『女生徒』太宰治.1939 #1(6)
急に音楽、薔薇のワルツ。ああ、おかしい、おかしい。現実は、この古ぼけた奇態な、柄のひょろ長い雨傘一本。自分が、みじめで可哀想。マッチ売りの娘さん。どれ、草でも、むしって行きましょう。
出がけに、うちの門のまえの草を、少しむしって、お母さんへの勤労奉仕。きょうは何かいいことがあるかも知れない。同じ草でも、どうしてこんな、むしりとりたい草と、そっと残して置きたい草と、いろいろあるのだろう。可愛い草と、そうでない草と、形は、ちっとも違っていないのに、それでも、いじらしい草と、にくにくしい草と、どうしてこう、ちゃんとわかれているのだろう。理窟はないんだ。女の好ききらいなんて、ずいぶんいい加減なものだと思う。十分間の勤労奉仕をすまして、停車場へ急ぐ。畠道を通りながら、しきりと絵が画きたくなる。途中、神社の森の小路を通る。これは、私ひとりで見つけて置いた近道である。森の小路を歩きながら、ふと下を見ると、麦が二寸ばかりあちこちに、かたまって育っている。その青々した麦を見ていると、ああ、ことしも兵隊さんが来たのだと、わかる。
去年も、たくさんの兵隊さんと馬がやって来て、この神社の森の中に休んで行った。しばらく経ってそこを通ってみると、麦が、きょうのように、すくすくしていた。けれども、その麦は、それ以上育たなかった。ことしも、兵隊さんの馬の桶からこぼれて生えて、ひょろひょろ育ったこの麦は、この森はこんなに暗く、全く日が当らないものだから、可哀想に、これだけ育って死んでしまうのだろう。

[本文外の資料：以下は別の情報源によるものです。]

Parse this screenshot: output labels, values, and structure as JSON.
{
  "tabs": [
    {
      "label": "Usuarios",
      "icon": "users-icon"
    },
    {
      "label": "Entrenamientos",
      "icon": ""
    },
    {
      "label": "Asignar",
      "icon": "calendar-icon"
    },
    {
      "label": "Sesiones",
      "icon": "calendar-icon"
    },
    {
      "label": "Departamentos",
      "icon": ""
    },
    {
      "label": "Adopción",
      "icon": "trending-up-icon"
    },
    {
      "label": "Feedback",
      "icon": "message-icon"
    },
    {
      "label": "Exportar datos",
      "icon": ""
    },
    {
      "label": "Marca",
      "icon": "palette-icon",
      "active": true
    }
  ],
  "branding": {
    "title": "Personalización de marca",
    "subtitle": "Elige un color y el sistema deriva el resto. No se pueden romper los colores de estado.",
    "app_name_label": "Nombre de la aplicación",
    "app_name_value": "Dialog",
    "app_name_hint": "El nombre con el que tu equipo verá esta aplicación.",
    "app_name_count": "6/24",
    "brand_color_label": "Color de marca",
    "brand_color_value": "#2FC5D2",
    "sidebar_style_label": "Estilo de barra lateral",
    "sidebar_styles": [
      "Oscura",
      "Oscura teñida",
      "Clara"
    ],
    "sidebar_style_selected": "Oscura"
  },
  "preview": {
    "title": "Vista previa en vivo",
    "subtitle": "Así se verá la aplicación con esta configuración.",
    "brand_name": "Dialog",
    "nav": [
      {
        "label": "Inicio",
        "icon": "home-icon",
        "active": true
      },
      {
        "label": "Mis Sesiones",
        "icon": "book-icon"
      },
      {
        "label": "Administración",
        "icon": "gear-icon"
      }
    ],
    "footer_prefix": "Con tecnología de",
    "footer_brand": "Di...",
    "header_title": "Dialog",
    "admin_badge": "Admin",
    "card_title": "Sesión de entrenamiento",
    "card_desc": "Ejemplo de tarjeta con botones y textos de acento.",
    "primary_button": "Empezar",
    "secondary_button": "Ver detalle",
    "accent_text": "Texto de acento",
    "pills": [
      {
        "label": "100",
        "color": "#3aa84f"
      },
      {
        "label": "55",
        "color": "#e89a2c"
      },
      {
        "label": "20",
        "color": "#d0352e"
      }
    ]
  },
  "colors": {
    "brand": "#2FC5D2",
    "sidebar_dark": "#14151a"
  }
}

神社の森の小路を抜けて、駅近く、労働者四、五人と一緒になる。その労働者たちは、いつもの例で、言えないような厭な言葉を私に向かって吐きかける。私は、どうしたらよいかと迷ってしまった。その労働者たちを追い抜いて、どんどんさきに行ってしまいたいのだが、そうするには、労働者たちの間を縫ってくぐり抜け、すり抜けしなければならない。おっかない。それと言って、黙って立ちんぼして、労働者たちをさきに行かせて、うんと距離のできるまで待っているのは、もっともっと胆力の要ることだ。それは失礼なことなのだから、労働者たちは怒るかも知れない。からだは、カッカして来るし、泣きそうになってしまった。私は、その泣きそうになるのが恥ずかしくて、その者達に向かって笑ってやった。そして、ゆっくりと、その者達のあとについて歩いていった。